For the best companies, mental health is a priority both at home and abroad

Dark tunnel

Three difficult weeks into 2021, I thought it would be timely to write about mental health. January is not a good time to be in lockdown, with the grey and dark days, the struggle with home-schooling, and the threat of COVID always in the news. For most of us, vaccines still feel a long way off.

So, what can we say that hasn’t already been said? How honest should I be about my own experience? And how should the likes of Brunel use a privileged position to speak profitably to this exceptional moment?

One thing I do know is that, whatever we do now and over the next few years will help to direct, for better or worse, the lives of the next generation – perhaps of the next few.  I may be suffering the confines of my own narrow, uninspired lockdown life, but there’s a bigger picture here running in the background.

A few people are still thriving – good on you, and please share your secret! But for many of us, life feels just about surviving and trying to get through as best we can. We often forget to acknowledge that just making it through these darkened days is actual work and that, every day, we must make a new commitment to stay indoors and save lives.

Investing & mental health

So, back to our big question: how does what is happening to our mental health relate to our aim as investors to forge a better future?

1 in 6 of the total population is currently experiencing a mental health problem, the great majority of whom are of working age. Among the adult population, 1 in 4 has a mental health issue in any given year. 1 in 5 adults has considered taking their own life at some point. [1]

Now that we have got better about talking about mental health, the next stage is to take collective action. I strongly believe that we have a corporate responsibility to treat mental health as seriously as we treat physical health, or health and safety. Otherwise, one of our social legacies will be a mental health pandemic.

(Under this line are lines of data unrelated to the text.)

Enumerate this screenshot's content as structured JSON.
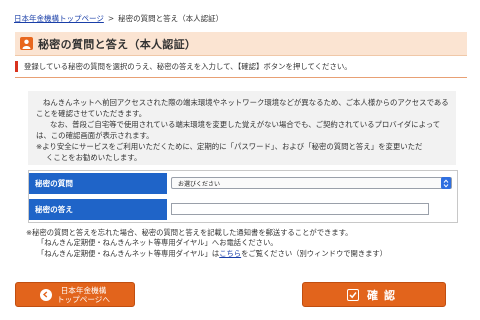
{
  "breadcrumb": {
    "home_link": "日本年金機構トップページ",
    "separator": ">",
    "current": "秘密の質問と答え（本人認証）"
  },
  "page_title": "秘密の質問と答え（本人認証）",
  "instruction": "登録している秘密の質問を選択のうえ、秘密の答えを入力して、【確認】ボタンを押してください。",
  "notice": {
    "p1": "ねんきんネットへ前回アクセスされた際の端末環境やネットワーク環境などが異なるため、ご本人様からのアクセスであることを確認させていただきます。",
    "p2": "なお、普段ご自宅等で使用されている端末環境を変更した覚えがない場合でも、ご契約されているプロバイダによっては、この確認画面が表示されます。",
    "p3_first": "※より安全にサービスをご利用いただくために、定期的に「パスワード」、および「秘密の質問と答え」を変更いただ",
    "p3_cont": "くことをお勧めいたします。"
  },
  "form": {
    "question_label": "秘密の質問",
    "question_selected": "お選びください",
    "answer_label": "秘密の答え",
    "answer_value": ""
  },
  "footnote": {
    "line1": "※秘密の質問と答えを忘れた場合、秘密の質問と答えを記載した通知書を郵送することができます。",
    "line2": "「ねんきん定期便・ねんきんネット等専用ダイヤル」へお電話ください。",
    "line3_before": "「ねんきん定期便・ねんきんネット等専用ダイヤル」は",
    "line3_link": "こちら",
    "line3_after": "をご覧ください（別ウィンドウで開きます）"
  },
  "buttons": {
    "top_line1": "日本年金機構",
    "top_line2": "トップページへ",
    "confirm": "確認"
  },
  "colors": {
    "accent_orange": "#e2641c",
    "form_label_blue": "#1f64c8",
    "title_bg": "#fbe4d2",
    "link_blue": "#1a3fa8",
    "notice_bar_red": "#d8321e"
  }
}
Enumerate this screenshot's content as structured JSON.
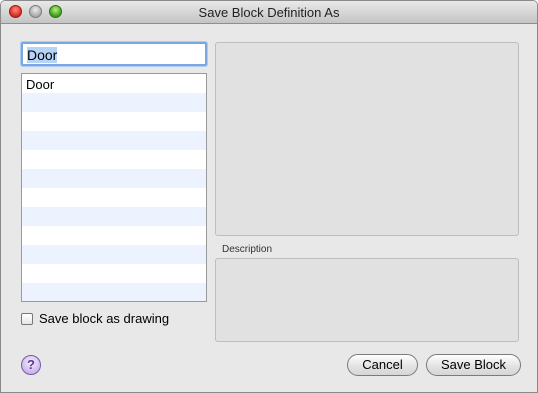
{
  "window": {
    "title": "Save Block Definition As"
  },
  "name_field": {
    "value": "Door"
  },
  "block_list": {
    "items": [
      "Door",
      "",
      "",
      "",
      "",
      "",
      "",
      "",
      "",
      "",
      "",
      ""
    ]
  },
  "description": {
    "label": "Description"
  },
  "save_as_drawing": {
    "label": "Save block as drawing",
    "checked": false
  },
  "buttons": {
    "help": "?",
    "cancel": "Cancel",
    "save": "Save Block"
  },
  "icons": [
    "close-window-icon",
    "minimize-window-icon",
    "zoom-window-icon",
    "help-icon",
    "checkbox-icon"
  ]
}
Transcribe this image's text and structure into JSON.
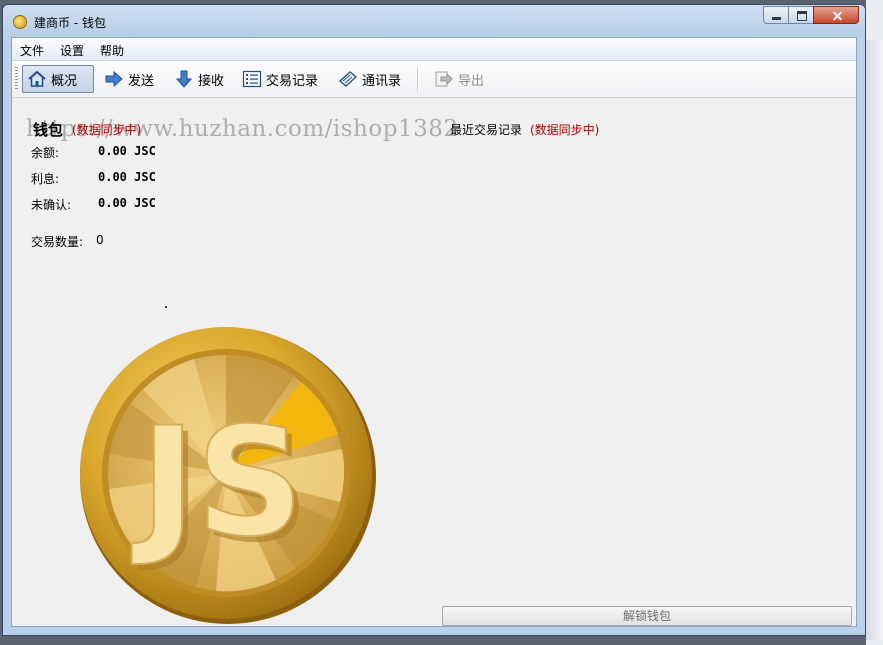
{
  "window": {
    "title": "建商币 - 钱包"
  },
  "menu": {
    "items": [
      "文件",
      "设置",
      "帮助"
    ]
  },
  "toolbar": {
    "buttons": [
      {
        "label": "概况",
        "icon": "home-icon",
        "active": true
      },
      {
        "label": "发送",
        "icon": "send-arrow-icon"
      },
      {
        "label": "接收",
        "icon": "receive-arrow-icon"
      },
      {
        "label": "交易记录",
        "icon": "list-icon"
      },
      {
        "label": "通讯录",
        "icon": "address-book-icon"
      },
      {
        "label": "导出",
        "icon": "export-icon",
        "disabled": true
      }
    ]
  },
  "wallet": {
    "title": "钱包",
    "sync_status": "(数据同步中)",
    "balance_label": "余额:",
    "balance_value": "0.00 JSC",
    "interest_label": "利息:",
    "interest_value": "0.00 JSC",
    "unconfirmed_label": "未确认:",
    "unconfirmed_value": "0.00 JSC",
    "tx_count_label": "交易数量:",
    "tx_count_value": "0"
  },
  "recent": {
    "title": "最近交易记录",
    "sync_status": "(数据同步中)"
  },
  "coin": {
    "letters": "JS"
  },
  "unlock_button": {
    "label": "解锁钱包"
  },
  "watermark": {
    "text": "https://www.huzhan.com/ishop1382"
  },
  "colors": {
    "sync_red": "#b00000",
    "coin_gold": "#d8a72a",
    "title_bar": "#b9d1ea"
  }
}
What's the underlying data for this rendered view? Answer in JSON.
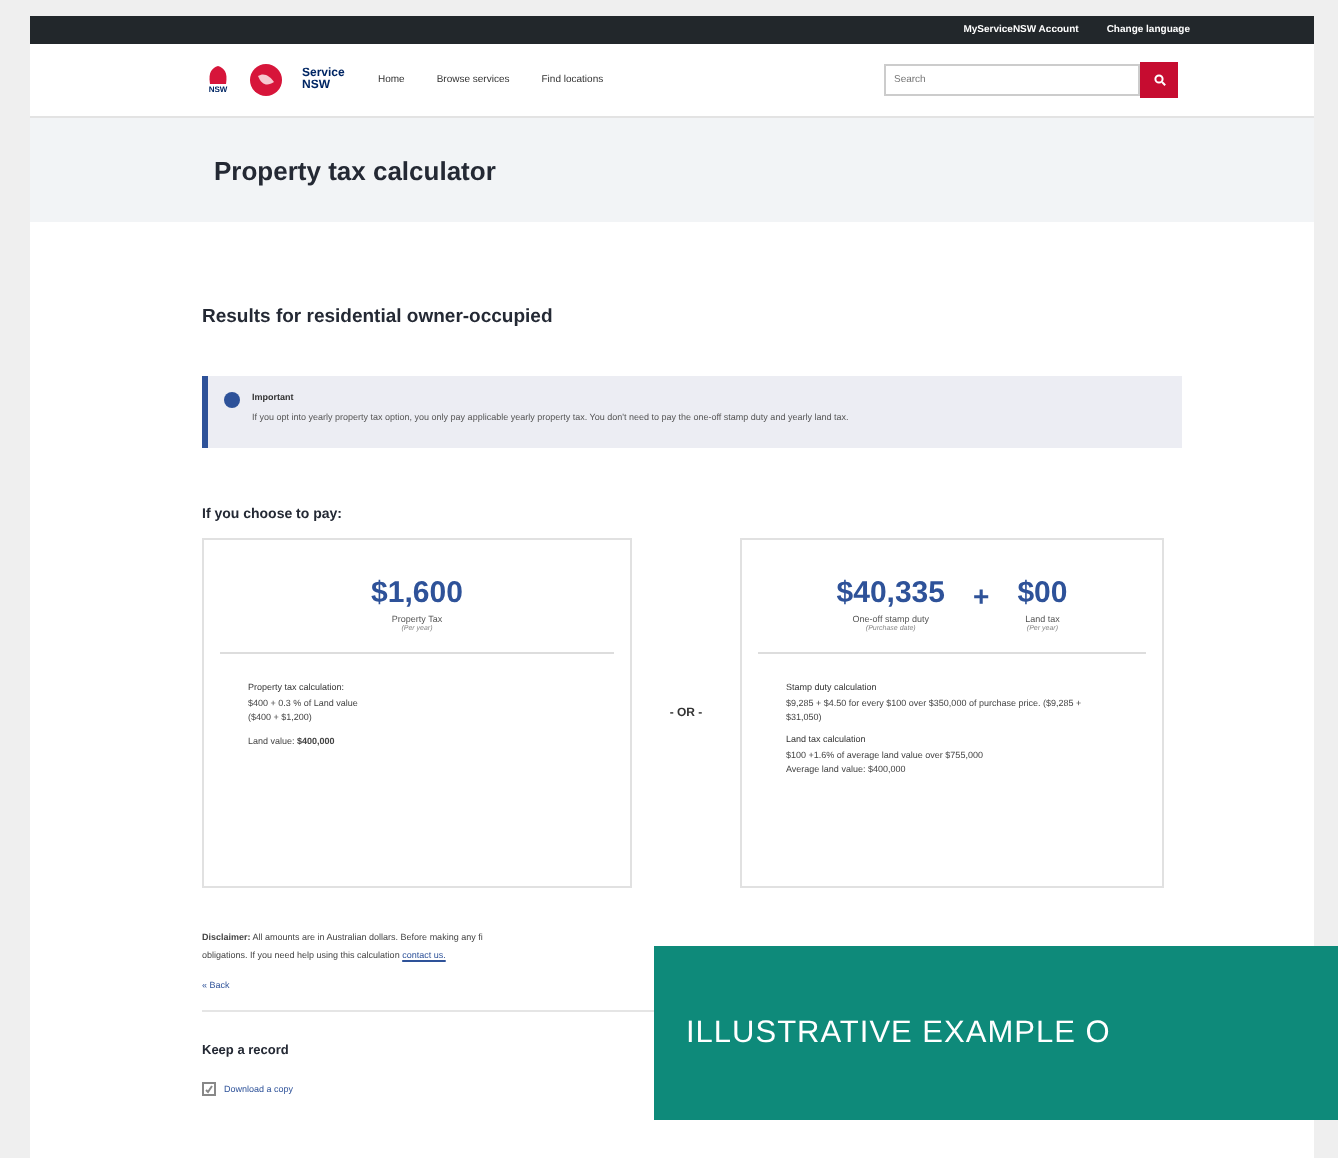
{
  "top_bar": {
    "links": [
      "MyServiceNSW Account",
      "Change language"
    ]
  },
  "header": {
    "logo_label": "NSW",
    "brand": "Service NSW",
    "nav": [
      {
        "label": "Home"
      },
      {
        "label": "Browse services"
      },
      {
        "label": "Find locations"
      }
    ],
    "search": {
      "placeholder": "Search"
    }
  },
  "page_title": "Property tax calculator",
  "results_heading": "Results for residential owner-occupied",
  "notice": {
    "title": "Important",
    "text": "If you opt into yearly property tax option, you only pay applicable yearly property tax. You don't need to pay the one-off stamp duty and yearly land tax."
  },
  "choose_heading": "If you choose to pay:",
  "options": [
    {
      "amounts": [
        {
          "value": "$1,600",
          "label": "Property Tax",
          "note": "(Per year)"
        }
      ],
      "sections": [
        {
          "title": "Property tax calculation:",
          "lines": [
            "$400 + 0.3 % of Land value",
            "($400 + $1,200)"
          ]
        },
        {
          "lines": [
            "Land value: **$400,000**"
          ]
        }
      ]
    },
    {
      "amounts": [
        {
          "value": "$40,335",
          "label": "One-off stamp duty",
          "note": "(Purchase date)"
        },
        {
          "value": "$00",
          "label": "Land tax",
          "note": "(Per year)"
        }
      ],
      "joiner": "+",
      "sections": [
        {
          "title": "Stamp duty calculation",
          "lines": [
            "$9,285 + $4.50 for every $100 over $350,000 of purchase price. ($9,285 + $31,050)"
          ]
        },
        {
          "title": "Land tax calculation",
          "lines": [
            "$100 +1.6% of average land value over $755,000",
            "Average land value: $400,000"
          ]
        }
      ]
    }
  ],
  "separator": "- OR -",
  "disclaimer": {
    "lines": [
      "**Disclaimer:** All amounts are in Australian dollars. Before making any fi",
      "obligations. If you need help using this calculation"
    ],
    "link": "contact us."
  },
  "back_link": "« Back",
  "record": {
    "heading": "Keep a record",
    "download": "Download a copy"
  },
  "overlay": "ILLUSTRATIVE EXAMPLE O"
}
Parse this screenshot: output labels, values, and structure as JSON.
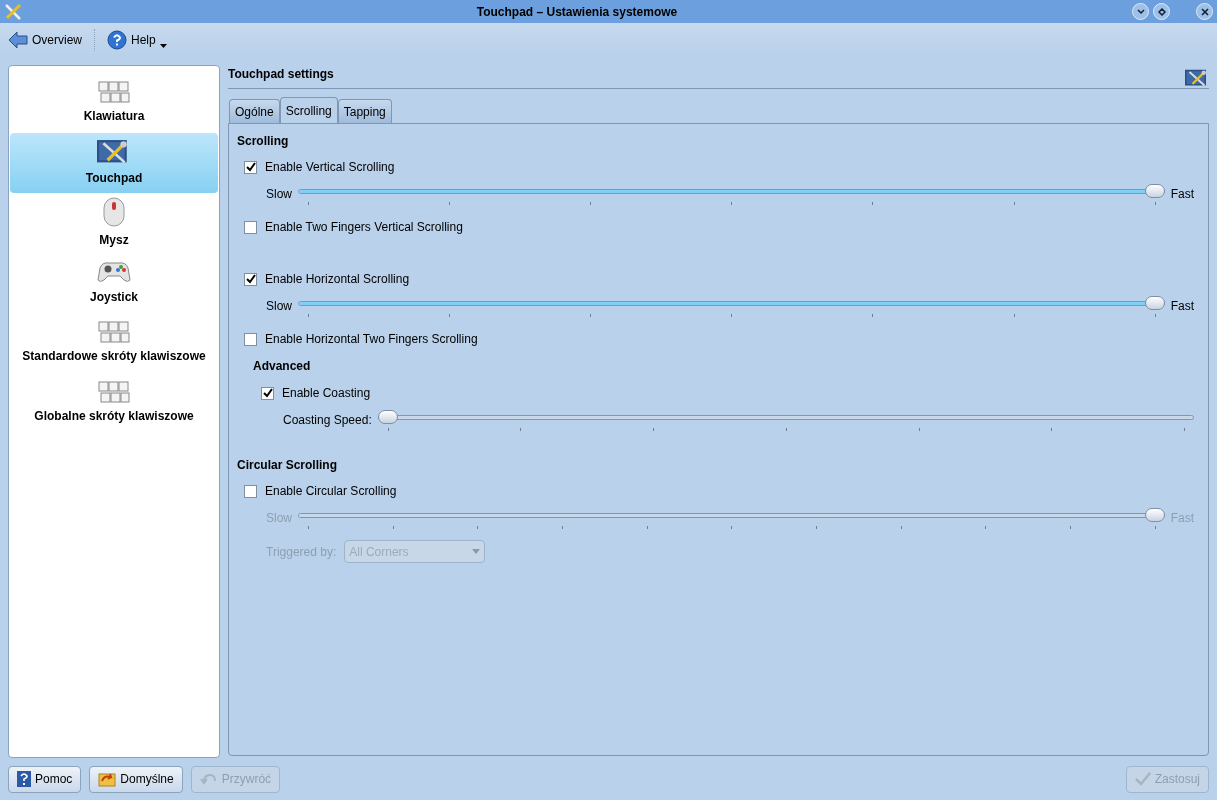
{
  "window": {
    "title": "Touchpad – Ustawienia systemowe"
  },
  "toolbar": {
    "overview": "Overview",
    "help": "Help"
  },
  "sidebar": {
    "items": [
      {
        "label": "Klawiatura",
        "selected": false
      },
      {
        "label": "Touchpad",
        "selected": true
      },
      {
        "label": "Mysz",
        "selected": false
      },
      {
        "label": "Joystick",
        "selected": false
      },
      {
        "label": "Standardowe skróty klawiszowe",
        "selected": false
      },
      {
        "label": "Globalne skróty klawiszowe",
        "selected": false
      }
    ]
  },
  "header": {
    "title": "Touchpad settings"
  },
  "tabs": [
    {
      "label": "Ogólne",
      "selected": false
    },
    {
      "label": "Scrolling",
      "selected": true
    },
    {
      "label": "Tapping",
      "selected": false
    }
  ],
  "sections": [
    {
      "title": "Scrolling",
      "items": [
        {
          "kind": "checkbox",
          "label": "Enable Vertical Scrolling",
          "checked": true
        },
        {
          "kind": "slider",
          "min_label": "Slow",
          "max_label": "Fast",
          "level": 1,
          "disabled": false
        },
        {
          "kind": "checkbox",
          "label": "Enable Two Fingers Vertical Scrolling",
          "checked": false
        },
        {
          "kind": "spacer"
        },
        {
          "kind": "checkbox",
          "label": "Enable Horizontal Scrolling",
          "checked": true
        },
        {
          "kind": "slider",
          "min_label": "Slow",
          "max_label": "Fast",
          "level": 1,
          "disabled": false
        },
        {
          "kind": "checkbox",
          "label": "Enable Horizontal Two Fingers Scrolling",
          "checked": false
        },
        {
          "kind": "group",
          "title": "Advanced",
          "children": [
            {
              "kind": "checkbox",
              "label": "Enable Coasting",
              "checked": true
            },
            {
              "kind": "slider",
              "min_label": "Coasting Speed:",
              "level": 0,
              "disabled": false
            }
          ]
        }
      ]
    },
    {
      "title": "Circular Scrolling",
      "items": [
        {
          "kind": "checkbox",
          "label": "Enable Circular Scrolling",
          "checked": false
        },
        {
          "kind": "slider",
          "min_label": "Slow",
          "max_label": "Fast",
          "level": 1,
          "disabled": true
        },
        {
          "kind": "combo",
          "label": "Triggered by:",
          "value": "All Corners",
          "disabled": true
        }
      ]
    }
  ],
  "buttons": {
    "left": [
      {
        "label": "Pomoc",
        "disabled": false
      },
      {
        "label": "Domyślne",
        "disabled": false
      },
      {
        "label": "Przywróć",
        "disabled": true
      }
    ],
    "right": [
      {
        "label": "Zastosuj",
        "disabled": true
      }
    ]
  }
}
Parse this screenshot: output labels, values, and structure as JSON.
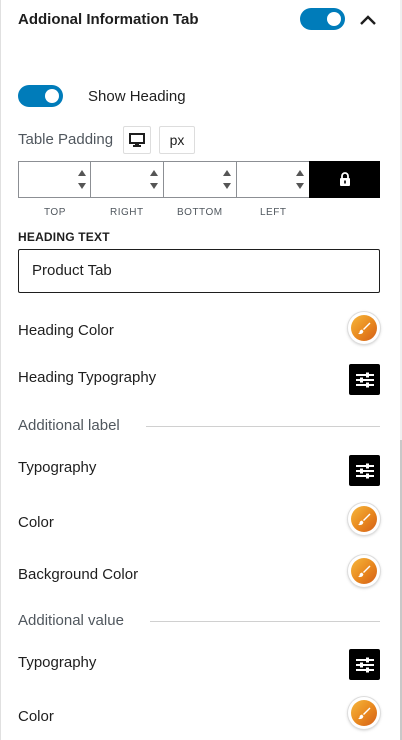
{
  "panel": {
    "title": "Addional Information Tab",
    "enabled": true
  },
  "show_heading": {
    "label": "Show Heading",
    "enabled": true
  },
  "table_padding": {
    "label": "Table Padding",
    "device_icon": "desktop-icon",
    "unit": "px",
    "fields": [
      {
        "label": "TOP",
        "value": ""
      },
      {
        "label": "RIGHT",
        "value": ""
      },
      {
        "label": "BOTTOM",
        "value": ""
      },
      {
        "label": "LEFT",
        "value": ""
      }
    ],
    "link_icon": "lock-icon"
  },
  "heading_text": {
    "caption": "HEADING TEXT",
    "value": "Product Tab"
  },
  "heading_color": {
    "label": "Heading Color"
  },
  "heading_typography": {
    "label": "Heading Typography"
  },
  "additional_label": {
    "title": "Additional label",
    "typography": {
      "label": "Typography"
    },
    "color": {
      "label": "Color"
    },
    "background_color": {
      "label": "Background Color"
    }
  },
  "additional_value": {
    "title": "Additional value",
    "typography": {
      "label": "Typography"
    },
    "color": {
      "label": "Color"
    }
  },
  "colors": {
    "accent": "#007cba",
    "dark_button": "#000000",
    "swatch_gradient": [
      "#f6b73c",
      "#e8871e",
      "#d35f1a"
    ]
  }
}
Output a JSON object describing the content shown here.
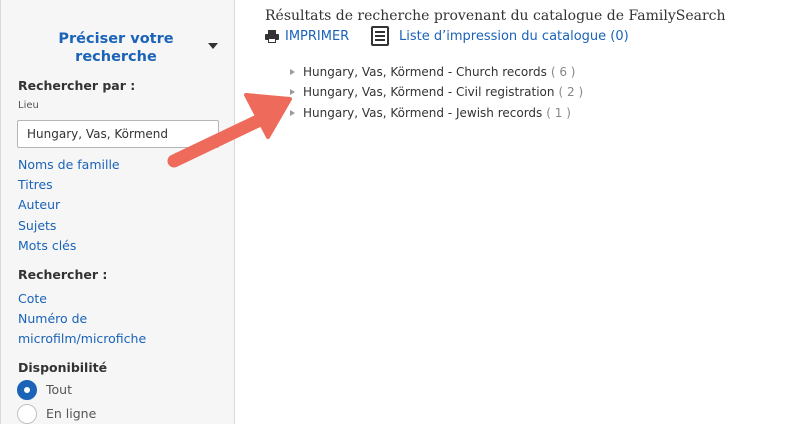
{
  "sidebar": {
    "title": "Préciser votre recherche",
    "search_by_label": "Rechercher par :",
    "place_label": "Lieu",
    "place_value": "Hungary, Vas, Körmend",
    "search_by_links": [
      "Noms de famille",
      "Titres",
      "Auteur",
      "Sujets",
      "Mots clés"
    ],
    "search_label": "Rechercher :",
    "search_links": [
      "Cote",
      "Numéro de",
      "microfilm/microfiche"
    ],
    "availability_label": "Disponibilité",
    "availability_options": [
      {
        "label": "Tout",
        "selected": true
      },
      {
        "label": "En ligne",
        "selected": false
      }
    ]
  },
  "main": {
    "title": "Résultats de recherche provenant du catalogue de FamilySearch",
    "print_label": "IMPRIMER",
    "print_list_label": "Liste d’impression du catalogue (0)",
    "results": [
      {
        "label": "Hungary, Vas, Körmend - Church records",
        "count": "( 6 )"
      },
      {
        "label": "Hungary, Vas, Körmend - Civil registration",
        "count": "( 2 )"
      },
      {
        "label": "Hungary, Vas, Körmend - Jewish records",
        "count": "( 1 )"
      }
    ]
  },
  "icons": {
    "caret": "chevron-down-icon",
    "print": "printer-icon",
    "list": "document-list-icon",
    "expand": "triangle-right-icon",
    "annotation": "arrow-annotation"
  },
  "colors": {
    "link": "#1a63b8",
    "arrow": "#ee6a5a",
    "sidebar_bg": "#f6f6f6"
  }
}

Why is this important? Surely mental health is an individual’s issue? These are the questions I can still hear ringing in my ears, even if they have become less common in recent years. Mental health has a significant impact on the quality of our everyday life and on the choices we make, which means it has an impact on corporate profitability and the economy, too. Like all things ESG-related, we are beginning to realise that what happens to one part ultimately influences the health of the whole.

Creating change

Positive, systemic change requires greater transparency, disclosure and reporting. It requires greater pressure from stakeholders as well as more progressive public legislation. This is why we are strongly supporting CCLA’s approach to building a pioneering investment tool to assess and measure how listed companies are looking after their employee’s mental health. (We would love as many companies as possible to participate in its current consultation. Deadline: 29 January.)

At Brunel, we are:

  • Equipping managers with the skills to support and monitor team members’ mental health
  • Providing practical training that is manageable and can be widely rolled out
  • Fostering good work culture in terms of boundaries, while also enabling people to excel
  • Enabling a work culture that facilitates trust, openness, engagement, responsiveness, flexibility
  • Integrating new research findings about mental health’s impact on productivity into work guidelines/practices

The question I am constantly asking myself is: are we doing enough? The landscape here is changing and our focus throughout lockdown has always been on staff wellbeing. I think the answer is that we are doing what we can but that we are continuing to learn. Perhaps most importantly of all, when it comes to mental health, it is the next generation that will find out just how committed we really were.